On 3rd November 1988 his services were terminated that he was involved in fraudulent accounting, was arrested charged but the charges were eventually withdrawn. He was given three months salary in lieu of notice amounting to Ksh.21,450/= and a further Ksh.21,000/= transport allowance.
He was also given Ksh.88,000/= provident fund. He filed this suit seeking damages for false imprisonment for one day and unlawful dismissal. The plaintiff’s contention is that he was wrongfully dismissed from his employment where he had served the defendant company for a continuous and interrupted period of 16 years. His wrongful dismissal caused him humiliation, mental anguish, several shock and public embarrassment. Counsel for the plaintiff also submitted that the dismissal of the plaintiff without giving him any reason or giving him a chance to be heard contravened the rules of natural justice.
It is not disputed that the plaintiff was employed by the defendant as a manual worker and was promoted through the ranks ending as the Estate Accountant. It is also conceded that his services were terminated by giving the plaintiff 3 months salary in lieu of notice. But counsel for the defendant submits that there was a contract of employment which is not disputed by the plaintiff and which had a termination clause where the employer and the employee enter into a service contract which stipulates a termination clause or notice to terminate the employment. Where a notice period is provided in a contract of employment as was the case here, then an employer needs not assign a reason. There is no difficult in such a situation because the employer and the employer and the employee intended to be bound by the termination clause or notice regardless of the nature of the employment.
Following the unlawful termination of such service contract there is a breach of that contract and the measure of compensation or indemnity or general or special damages call them what you may, is the loss the employee would incur during the stipulated period of the termination clause or notice.
In ADDIS VS. GRAMAPHONE CO. LTD 1909 AC 488it was held that:-
“Where a servant is unlawfully dismissed from his employment the damages for dismissal cannot include compensation for the manner of the dismissal, for his injured feelings or for the loss he may sustain from the fact that the dismissal itself makes it more difficult for him to obtain fresh employment”
This principle was cited and adopted by the Court of Appeal in the case of OMBANYA VS. GAILEY AND ROBERTS [1974] EA 522.
The circumstances of the present case were such that the plaintiff had risen in ranks to the position of Estate Accountant in his employment.
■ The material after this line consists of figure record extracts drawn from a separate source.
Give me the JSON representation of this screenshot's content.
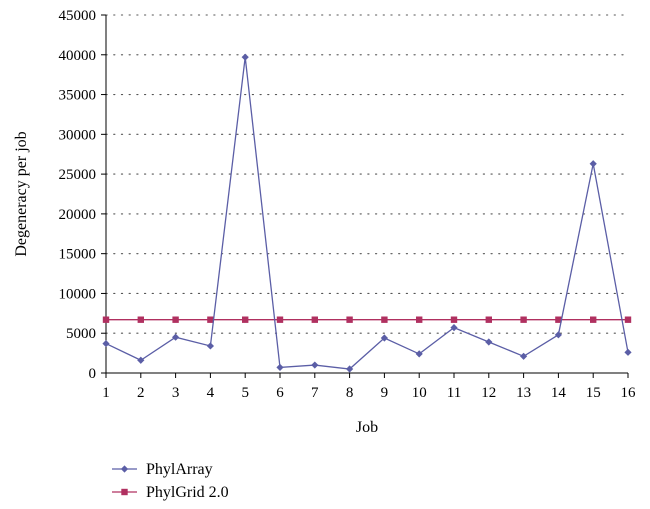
{
  "chart_data": {
    "type": "line",
    "title": "",
    "xlabel": "Job",
    "ylabel": "Degeneracy per job",
    "x": [
      1,
      2,
      3,
      4,
      5,
      6,
      7,
      8,
      9,
      10,
      11,
      12,
      13,
      14,
      15,
      16
    ],
    "xlim": [
      1,
      16
    ],
    "ylim": [
      0,
      45000
    ],
    "yticks": [
      0,
      5000,
      10000,
      15000,
      20000,
      25000,
      30000,
      35000,
      40000,
      45000
    ],
    "grid": "horizontal dotted",
    "legend_position": "bottom",
    "series": [
      {
        "name": "PhylArray",
        "color": "#5b5ea6",
        "marker": "diamond",
        "values": [
          3700,
          1600,
          4500,
          3400,
          39700,
          700,
          1000,
          500,
          4400,
          2400,
          5700,
          3900,
          2100,
          4800,
          26300,
          2600
        ]
      },
      {
        "name": "PhylGrid 2.0",
        "color": "#b03060",
        "marker": "square",
        "values": [
          6700,
          6700,
          6700,
          6700,
          6700,
          6700,
          6700,
          6700,
          6700,
          6700,
          6700,
          6700,
          6700,
          6700,
          6700,
          6700
        ]
      }
    ]
  }
}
He had acquired specialized knowledge and experience as the accountant in the field he was employed by the defendant. The plaintiff argues that he ought to have been given reasons for the termination of his services and by not doing so it was against the rules of natural justice. The rules of natural justice do not apply in simple service contract. Where a notice period is provided in a contract of employment, as was in the case of here, then an employer needs not assign a reason, the question of offering to the employee a chance to be heard before giving the notice does not and cannot arise. Again if the employee were to be minded to leave his employment say for a better paid job, and
he gives notice of his intention to leave, the employee is not obliged to assign any reason for his intention to terminate the contract and it would be ridiculous for the employer to insist that he be given a hearing before the employee leaves.
This was so stated in the case of RIFT VALLEY TEXTILES LTD VS. EDWARD OMBANGO OGANDA – CIVIL APPEAL NO.27 OF 1992.
In the present case it was within the terms of the contract for the defendant to terminate the services of the plaintiff at any time and without assigning any reason for so doing provided that he gave three months notice as stipulated in the contract of employment and which it did in this case.
As regards unlawful arrest and detention, the plaintiff should have sued the police through the Attorney General and not his employer.
The plaintiff’s claim therefore fails and is hereby dismissed with costs to the defendant.
Dated and delivered at Nairobi this 1st day of March 2005.